Die Einschienenbahnträger gehörten bald zu den aufdringlichsten Erscheinungen im städtischen Straßenbild. Sie waren meist von starker Eisenkonstruktion, etwa wie spitz zulaufende Gerüste, und leuchtend blaugrün angestrichen. Einer erhob sich gerade vor Toms Haus, das neben diesem Koloß noch bescheidener und unscheinbarer aussah. Und ein zweiter Riese stand just in der Ecke des Gartens, der noch nicht überbaut und unverändert war, abgesehen von zwei Plakaten, deren eines eine Zweieinhalb-Shilling-Uhr und deren anderes ein Nervenstärkungsmittel anpries. Nebenbei waren diese beiden fast horizontal angebracht, um den oben vorübersausenden Einschienenbahn-Passagieren besser ins Auge zu fallen, und dienten Tom auf diese Weise ganz prächtig als Dächer für einen Werkzeugschuppen und eine Pilzkultur. Tag und Nacht sausten die Züge von Hastings und Brighton oben vorüber – lange, breite, bequem aussehende Wagen, die bei Dunkelheit strahlend erleuchtet waren. Und während sie so des Nachts vorüberflogen, wie flüchtige Flammen und dumpfdrohendes Grollen, wirkten sie auf der Straße da drunten wie ein ununterbrochenes Sommergewitter mit Donner und Blitz.

Bald war auch der Kanal überbrückt – eine Reihe von großen eisernen Eiffelturm-Pfeilern, die die Einschienenbahn in einer Höhe von hundertfünfzig Fuß über dem Wasser trugen, mit Ausnahme der Mitte, wo sie sich höher erhoben, um den Verkehr der Londoner und Antwerpener Dampfer und der Hamburg-Amerika-Linie nicht zu behindern.

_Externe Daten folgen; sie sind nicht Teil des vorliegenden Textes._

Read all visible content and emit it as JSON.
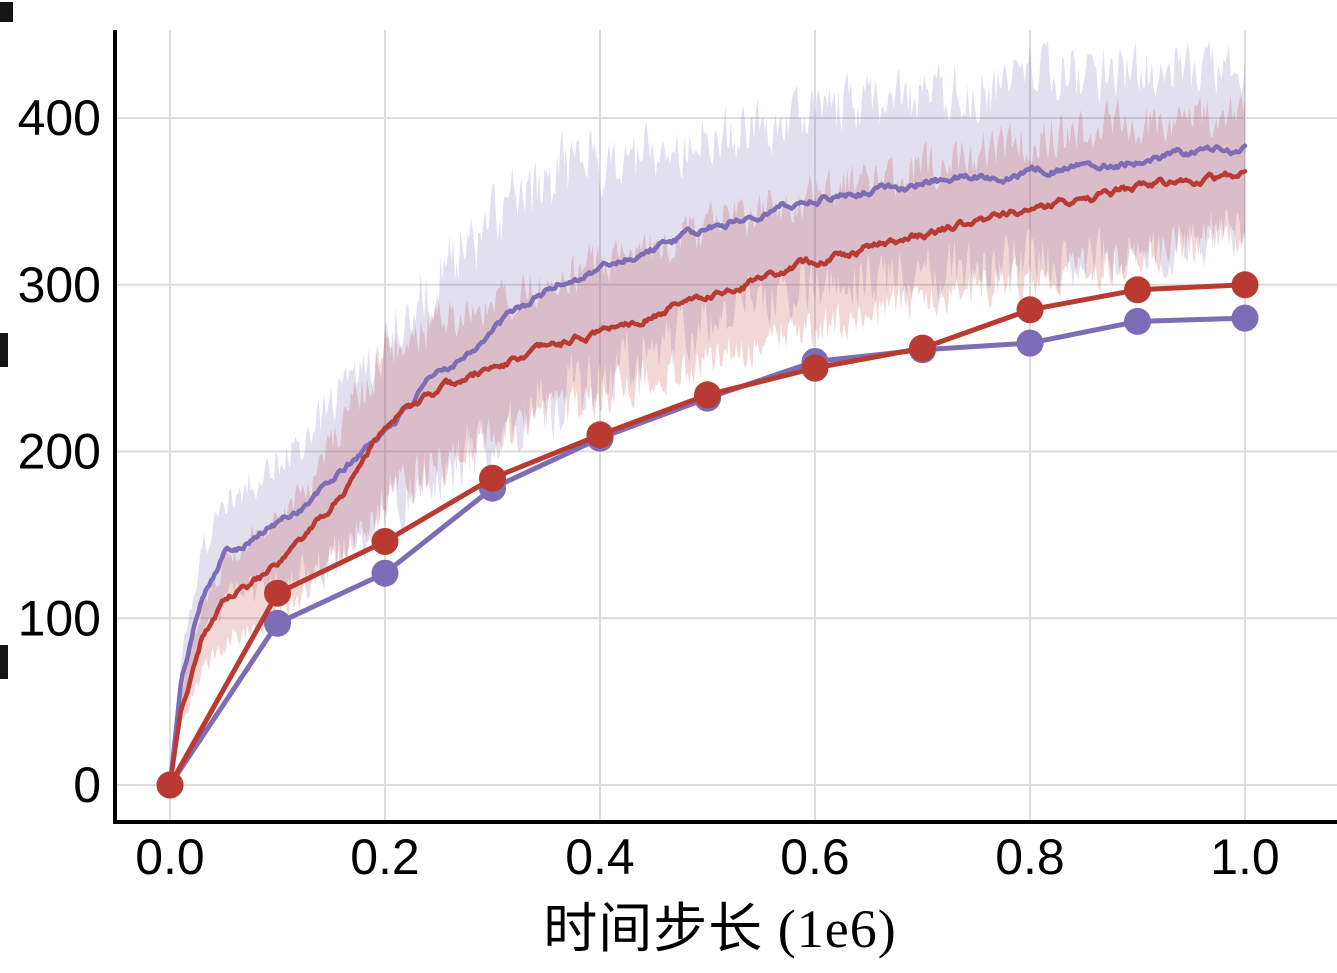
{
  "chart_data": {
    "type": "line",
    "title": "",
    "xlabel": "时间步长 (1e6)",
    "ylabel": "",
    "xlim": [
      0,
      1.0
    ],
    "ylim": [
      0,
      400
    ],
    "grid": true,
    "legend_position": "none",
    "colors": {
      "purple": "#7d6cb6",
      "red": "#b93a31",
      "purple_band": "rgba(125,108,182,0.22)",
      "red_band": "rgba(185,58,49,0.20)",
      "grid": "#dcdcdc",
      "axis": "#000000"
    },
    "x_ticks": [
      {
        "v": 0.0,
        "label": "0.0"
      },
      {
        "v": 0.2,
        "label": "0.2"
      },
      {
        "v": 0.4,
        "label": "0.4"
      },
      {
        "v": 0.6,
        "label": "0.6"
      },
      {
        "v": 0.8,
        "label": "0.8"
      },
      {
        "v": 1.0,
        "label": "1.0"
      }
    ],
    "y_ticks": [
      {
        "v": 0,
        "label": "0"
      },
      {
        "v": 100,
        "label": "100"
      },
      {
        "v": 200,
        "label": "200"
      },
      {
        "v": 300,
        "label": "300"
      },
      {
        "v": 400,
        "label": "400"
      }
    ],
    "series": [
      {
        "name": "purple-train-curve",
        "style": "noisy-band",
        "color": "#7d6cb6",
        "band_color": "rgba(125,108,182,0.22)",
        "seed": 101,
        "x": [
          0,
          0.01,
          0.03,
          0.05,
          0.08,
          0.1,
          0.13,
          0.16,
          0.2,
          0.24,
          0.28,
          0.32,
          0.36,
          0.4,
          0.45,
          0.5,
          0.55,
          0.6,
          0.65,
          0.7,
          0.75,
          0.8,
          0.85,
          0.9,
          0.95,
          1.0
        ],
        "y": [
          0,
          60,
          115,
          140,
          150,
          157,
          170,
          188,
          213,
          240,
          262,
          283,
          300,
          310,
          322,
          333,
          344,
          352,
          357,
          361,
          365,
          368,
          372,
          375,
          379,
          382
        ],
        "band": [
          2,
          18,
          26,
          30,
          33,
          36,
          40,
          46,
          52,
          58,
          63,
          67,
          68,
          64,
          58,
          55,
          52,
          51,
          52,
          53,
          54,
          56,
          56,
          55,
          52,
          48
        ]
      },
      {
        "name": "red-train-curve",
        "style": "noisy-band",
        "color": "#b93a31",
        "band_color": "rgba(185,58,49,0.20)",
        "seed": 202,
        "x": [
          0,
          0.01,
          0.03,
          0.05,
          0.08,
          0.1,
          0.13,
          0.16,
          0.2,
          0.24,
          0.28,
          0.32,
          0.36,
          0.4,
          0.45,
          0.5,
          0.55,
          0.6,
          0.65,
          0.7,
          0.75,
          0.8,
          0.85,
          0.9,
          0.95,
          1.0
        ],
        "y": [
          0,
          45,
          90,
          110,
          122,
          130,
          150,
          175,
          218,
          232,
          245,
          255,
          263,
          272,
          283,
          294,
          304,
          314,
          322,
          330,
          338,
          345,
          352,
          358,
          363,
          368
        ],
        "band": [
          2,
          12,
          20,
          24,
          26,
          28,
          32,
          38,
          44,
          42,
          40,
          40,
          40,
          40,
          40,
          40,
          40,
          40,
          40,
          40,
          40,
          42,
          42,
          40,
          38,
          36
        ]
      },
      {
        "name": "purple-eval-curve",
        "style": "markers",
        "color": "#7d6cb6",
        "x": [
          0,
          0.1,
          0.2,
          0.3,
          0.4,
          0.5,
          0.6,
          0.7,
          0.8,
          0.9,
          1.0
        ],
        "y": [
          0,
          97,
          127,
          178,
          208,
          232,
          254,
          261,
          265,
          278,
          280
        ]
      },
      {
        "name": "red-eval-curve",
        "style": "markers",
        "color": "#b93a31",
        "x": [
          0,
          0.1,
          0.2,
          0.3,
          0.4,
          0.5,
          0.6,
          0.7,
          0.8,
          0.9,
          1.0
        ],
        "y": [
          0,
          115,
          146,
          184,
          210,
          234,
          250,
          262,
          285,
          297,
          300
        ]
      }
    ]
  }
}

Schwere Motorwagen begannen auf zwei hintereinanderstehenden Rädern einherzulaufen, eine Tatsache, die Tom aus irgendeinem Grunde entsetzlich aufregte und ihn noch auf Tage hinaus, nachdem der erste am Laden vorübergefahren war, schwermütig stimmte …

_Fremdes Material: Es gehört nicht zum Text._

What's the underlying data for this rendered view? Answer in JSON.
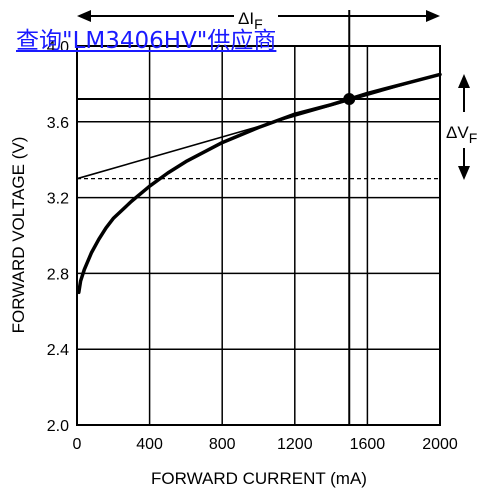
{
  "overlay_link": "查询\"LM3406HV\"供应商",
  "colors": {
    "curve": "#000000",
    "grid": "#000000",
    "link": "#1a1aff"
  },
  "chart_data": {
    "type": "line",
    "title": "",
    "xlabel": "FORWARD CURRENT (mA)",
    "ylabel": "FORWARD VOLTAGE (V)",
    "xlim": [
      0,
      2000
    ],
    "ylim": [
      2.0,
      4.0
    ],
    "x_ticks": [
      0,
      400,
      800,
      1200,
      1600,
      2000
    ],
    "y_ticks": [
      2.0,
      2.4,
      2.8,
      3.2,
      3.6,
      4.0
    ],
    "x_tick_labels": [
      "0",
      "400",
      "800",
      "1200",
      "1600",
      "2000"
    ],
    "y_tick_labels": [
      "2.0",
      "2.4",
      "2.8",
      "3.2",
      "3.6",
      "4.0"
    ],
    "grid": true,
    "series": [
      {
        "role": "iv-curve",
        "x": [
          10,
          20,
          40,
          80,
          120,
          160,
          200,
          300,
          400,
          500,
          600,
          800,
          1000,
          1200,
          1400,
          1500,
          1600,
          1800,
          2000
        ],
        "y": [
          2.7,
          2.76,
          2.82,
          2.91,
          2.98,
          3.04,
          3.09,
          3.18,
          3.26,
          3.33,
          3.39,
          3.49,
          3.57,
          3.64,
          3.69,
          3.72,
          3.75,
          3.8,
          3.85
        ]
      },
      {
        "role": "tangent-line",
        "x": [
          0,
          2000
        ],
        "y": [
          3.3,
          3.85
        ]
      }
    ],
    "reference_lines": {
      "dashed_y": 3.3,
      "solid_y": 3.72,
      "solid_x": 1500
    },
    "operating_point": {
      "x": 1500,
      "y": 3.72
    },
    "annotations": {
      "delta_if": {
        "symbol": "ΔI",
        "subscript": "F"
      },
      "delta_vf": {
        "symbol": "ΔV",
        "subscript": "F"
      }
    }
  }
}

All diese gyroskopische und Einschienen-Entwicklung beanspruchte naturgemäß einen erheblichen Teil der öffentlichen Aufmerksamkeit; auch die überraschenden Goldfunde an der Küste von Anglesea, die eine submarine Forscherin, Miss Patricia Giddy, gemacht hatte, riefen gewaltige Aufregung hervor. Miss Giddy hatte an der Universität zu London ihr Examen in Mineralogie und Geologie bestanden, und während sie nach einer kurzen Erholungspause, die sie zur Agitation für das Wahlrecht der Frauen verwendete, an einer Arbeit über die goldhaltigen Klippen von Nordwales schrieb, war ihr plötzlich der Gedanke aufgestiegen, daß möglicherweise diese Riffe unter dem Wasser auszubeuten wären. Sie unternahm es, mit Hilfe des von Dr. Alberto Cassini erfundenen Unterseebohrers sich von der Wahrheit ihrer Voraussetzung zu überzeugen. Und durch eine ihrem Geschlecht eigene glückliche Mischung von Überlegung und Spürsinn fand sie schon bei ihrem ersten Abstieg Gold und kam nach dreistündigem Tauchen mit ungefähr zwei Zentnern Erz empor, das Gold in dem noch nie dagewesenen Prozentsatz von 17 Unzen pro Tonne enthielt. Aber so unendlich interessant auch die ganze Geschichte dieser unterseeischen Goldgräberin ist – wir müssen sie auf ein andermal verschieben; für jetzt möge die einfache Bemerkung genügen, daß eben in die darauffolgende Zeit des großen Steigens der Preise, des Kredits und der Spekulation das Wiederaufleben des Interesses am Fliegen fiel.